Location Quotients 

1. What is a location quotient (LQ)

Location Quotient (LQ) is a widely used geographic index to measure specialisation. LQ is applied for measuring and mapping relative distributions/concentrations of a subarea (i.e. a census output area, census block or neighbourhood) within a larger area as a whole (i.e. a city or police force jurisdiction). Originally used within economic geography, the LQ was introduced into criminological research in the 1990s by the Brantinghams (Brantingham, P.L. & Brantingham, P.J., 1998)

Source: Brantingham and Brantingham (1998)

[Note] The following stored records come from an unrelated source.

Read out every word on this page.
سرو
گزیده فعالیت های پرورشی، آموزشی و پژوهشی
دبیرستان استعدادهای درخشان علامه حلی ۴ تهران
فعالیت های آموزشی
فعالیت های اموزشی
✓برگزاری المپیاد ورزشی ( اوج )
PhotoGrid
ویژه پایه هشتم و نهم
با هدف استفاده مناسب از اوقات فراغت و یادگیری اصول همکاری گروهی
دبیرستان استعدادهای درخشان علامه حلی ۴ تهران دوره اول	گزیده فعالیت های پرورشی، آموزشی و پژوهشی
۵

The equation for using the LQ to determine crime specialisation is shown in the figure. Here the equation would be measuring the 'crime mix' (distributions of crime types) and speciality within a geographic area, controlling for differences in population. Using the LQ in this way would help identify geographical areas that may be centres for property crime or violent crime for example. A cited benefit of this approach is that we could uncover specialised crime problems in otherwise low-crime areas that could be overlooked.

The table below illustrates how LQ can help understand over and under-representation of crime problems in a geographical area. In the table example, when considering the rate of theft of motor vehicles, an analyst in the East Area of London's Metropolitan Police would assess the problem in Barking & Dagenham as being greater than its neighbour Havering.  When using the LQ we are taking into account overall crime in an area.

Using the LQ alongside the rate, we can see that Havering in the East Area of London actually has a larger vehicle theft problem relative to its overall crime. Using another example - when looking at two London Boroughs Havering and Kensington & Chelsea - each has the same rate of vehicle theft, but there is an over-representation of vehicle thefts in Havering (1.6) and an under-representation in K&C (0.8) relative to their total crime problem.

The LQ calculation, using Barking & Dagenham as an example is as follows:

Example of LQ applied for theft of motor vehicle offences in Apr-2023 to Sep-2023, data from https://data.london.gov.uk/dataset/mps-monthly-crime-dahboard-data 

1.1 Interpreting Location Quotients

The LQ provides a standardised value whereby a score of 1.0 means that there is an average representation. 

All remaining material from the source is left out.